Mevrouw Den Boer (D66):

Ik had hier ook schriftelijke vragen over gesteld. Toen werd er gezegd – ook de inspectie zegt dat in het verslag – dat de Politieacademie niet alle opleidingsplaatsen kon verzorgen waar de politie om vroeg, omdat «zij onvoldoende docentencapaciteit beschikbaar had om in de vraag van de politie te voorzien». Dan was er ook nog eens een keer een gebrek aan specialistische studiefaciliteiten. Daar hebben we het over gehad. Behalve dus het aantal docenten dat moet worden geworven en hun vakspecialistische kennis, speelt hier nadrukkelijk ook de vraag of hun didactische vaardigheden op peil blijven. Dat vind ik echt een heel groot issue. De studenten hebben gewoon recht op heel goed onderwijs.

Minister Grapperhaus:

Daar is de periode van zes maanden aanlooptijd mede voor bestemd.

De voorzitter:

Ik constateer dat we aan het eind gekomen zijn van de eerste termijn van de zijde van de Minister. Ik kijk even naar de leden of er nog behoefte is aan een tweede termijn. Die is er. Dan geef ik daarin als eerste het woord aan mevrouw Den Boer van D66.

Mevrouw Den Boer (D66):

Voorzitter. Het politieonderwijs is geen rustig bezit; het is een kostbaar bezit en het is ook een kwetsbaar bezit. Toch willen we met z'n allen dat we er heel trots op kunnen zijn en vinden we het allemaal heel belangrijk. Het is een cruciale schakel, een functie in de toekomst van de politie, waar hoge eisen worden gesteld aan de professionalisering van politiemensen. Ik denk ook niet dat we het over dienders moeten hebben, maar over gekwalificeerde politiemensen, mannen en vrouwen, die belangrijk werk doen in onze samenleving. Ik vind dat de Politieacademie daarin een heel belangrijke functie vervult. De Politieacademie heeft haar plek verworven en is ingebed. We hebben het vandaag over heel veel dingen gehad, zoals onderwijs. Maar we hebben het bijvoorbeeld niet gehad over examinering. We hebben het niet gehad over onderzoek en kennis. En we hebben het niet gehad over hoe die inbedding verder verloopt. Ik wil toch een vinger aan de pols en daarom vraag ik bij voorbaat een VAO aan.

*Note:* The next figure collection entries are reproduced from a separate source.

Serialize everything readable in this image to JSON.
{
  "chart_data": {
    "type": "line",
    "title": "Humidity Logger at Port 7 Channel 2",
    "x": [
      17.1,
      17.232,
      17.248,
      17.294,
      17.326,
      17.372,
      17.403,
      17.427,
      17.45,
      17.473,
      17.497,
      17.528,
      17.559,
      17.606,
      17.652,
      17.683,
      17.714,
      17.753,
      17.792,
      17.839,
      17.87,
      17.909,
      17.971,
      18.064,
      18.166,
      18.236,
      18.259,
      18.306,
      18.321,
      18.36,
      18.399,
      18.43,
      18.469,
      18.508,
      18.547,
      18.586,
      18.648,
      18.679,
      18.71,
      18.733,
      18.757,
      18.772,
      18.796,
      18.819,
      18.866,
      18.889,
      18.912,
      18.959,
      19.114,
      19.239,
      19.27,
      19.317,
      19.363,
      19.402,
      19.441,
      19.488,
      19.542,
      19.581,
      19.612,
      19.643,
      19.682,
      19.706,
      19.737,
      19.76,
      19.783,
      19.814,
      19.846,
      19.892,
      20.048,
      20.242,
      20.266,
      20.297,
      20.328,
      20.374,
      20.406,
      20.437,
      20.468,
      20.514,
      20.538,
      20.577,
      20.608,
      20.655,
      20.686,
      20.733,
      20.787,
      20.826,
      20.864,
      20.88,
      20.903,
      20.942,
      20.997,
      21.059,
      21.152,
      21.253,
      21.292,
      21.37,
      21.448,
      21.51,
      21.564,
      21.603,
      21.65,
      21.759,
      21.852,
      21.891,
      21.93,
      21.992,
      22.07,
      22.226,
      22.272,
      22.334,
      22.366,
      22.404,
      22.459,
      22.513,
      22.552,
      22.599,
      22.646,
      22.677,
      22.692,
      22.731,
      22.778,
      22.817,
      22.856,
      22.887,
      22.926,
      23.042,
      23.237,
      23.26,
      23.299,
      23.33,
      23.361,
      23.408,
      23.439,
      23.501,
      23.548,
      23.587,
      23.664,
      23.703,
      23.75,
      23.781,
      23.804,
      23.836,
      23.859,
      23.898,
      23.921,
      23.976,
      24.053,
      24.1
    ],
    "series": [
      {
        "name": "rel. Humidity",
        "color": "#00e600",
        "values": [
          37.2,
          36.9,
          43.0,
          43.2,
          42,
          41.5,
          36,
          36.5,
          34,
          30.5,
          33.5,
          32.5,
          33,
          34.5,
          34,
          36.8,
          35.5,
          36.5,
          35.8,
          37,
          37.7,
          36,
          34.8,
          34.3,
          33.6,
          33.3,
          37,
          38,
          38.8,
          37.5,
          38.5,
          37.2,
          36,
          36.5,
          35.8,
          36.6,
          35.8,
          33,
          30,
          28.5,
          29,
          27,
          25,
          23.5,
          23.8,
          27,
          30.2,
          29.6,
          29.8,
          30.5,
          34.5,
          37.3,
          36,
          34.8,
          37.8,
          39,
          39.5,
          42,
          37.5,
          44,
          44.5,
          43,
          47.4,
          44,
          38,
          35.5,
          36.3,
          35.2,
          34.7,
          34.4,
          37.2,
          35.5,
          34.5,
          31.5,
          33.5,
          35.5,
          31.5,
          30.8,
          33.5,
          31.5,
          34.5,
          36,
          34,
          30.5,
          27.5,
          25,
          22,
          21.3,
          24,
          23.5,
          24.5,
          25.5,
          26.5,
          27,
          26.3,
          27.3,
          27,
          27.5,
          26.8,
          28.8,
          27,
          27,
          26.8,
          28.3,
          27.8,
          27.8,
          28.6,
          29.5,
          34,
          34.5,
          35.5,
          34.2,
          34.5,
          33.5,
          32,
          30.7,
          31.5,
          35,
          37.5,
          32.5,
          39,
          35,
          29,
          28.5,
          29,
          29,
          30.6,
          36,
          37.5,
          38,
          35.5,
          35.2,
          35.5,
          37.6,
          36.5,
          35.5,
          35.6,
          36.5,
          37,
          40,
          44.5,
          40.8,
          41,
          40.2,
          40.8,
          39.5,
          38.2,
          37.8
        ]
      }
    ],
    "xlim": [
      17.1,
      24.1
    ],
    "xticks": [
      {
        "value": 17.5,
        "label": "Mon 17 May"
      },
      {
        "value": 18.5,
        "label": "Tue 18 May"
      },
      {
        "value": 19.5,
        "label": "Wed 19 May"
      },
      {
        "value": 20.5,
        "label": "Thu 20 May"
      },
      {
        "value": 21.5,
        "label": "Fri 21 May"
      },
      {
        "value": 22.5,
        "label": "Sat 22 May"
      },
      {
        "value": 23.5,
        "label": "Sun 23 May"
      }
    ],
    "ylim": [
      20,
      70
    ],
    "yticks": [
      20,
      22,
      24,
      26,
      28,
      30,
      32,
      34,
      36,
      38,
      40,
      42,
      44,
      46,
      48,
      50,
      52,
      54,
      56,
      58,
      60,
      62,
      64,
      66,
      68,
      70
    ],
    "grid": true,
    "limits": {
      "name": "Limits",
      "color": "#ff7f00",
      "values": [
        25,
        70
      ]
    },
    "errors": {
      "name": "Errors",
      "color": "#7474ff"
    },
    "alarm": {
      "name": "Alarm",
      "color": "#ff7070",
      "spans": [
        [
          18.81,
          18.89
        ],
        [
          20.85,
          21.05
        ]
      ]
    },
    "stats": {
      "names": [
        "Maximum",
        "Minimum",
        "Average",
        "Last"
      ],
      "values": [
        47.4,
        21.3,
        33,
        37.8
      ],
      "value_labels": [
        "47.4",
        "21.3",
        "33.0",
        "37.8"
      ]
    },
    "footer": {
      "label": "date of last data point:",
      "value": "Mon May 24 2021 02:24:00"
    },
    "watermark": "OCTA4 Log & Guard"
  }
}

Dank u wel, voorzitter. Sorry, mag ik nog Ă©Ă©n ding zeggen in aanvulling daarop? Ik vind dat de studenten van de Politieacademie in het verhaal nog erg onzichtbaar zijn. Zij zijn wat mij betreft de belangrijkste graadmeter voor de kwaliteit die de Politieacademie kan bieden.

Dank u wel.

De voorzitter:

Dank u wel. Mevrouw Helder van de PVV.

Mevrouw Helder (PVV):

Voorzitter, dank u wel. Dank aan de Minister voor de beantwoording van de vragen en zijn toezegging dat hij zich er hard voor gaat maken dat uitgezonden politieagenten ook deel kunnen nemen aan Veteranendag. Dat was een terechte vraag van collega Van Dam en dat stond vanochtend in het AD.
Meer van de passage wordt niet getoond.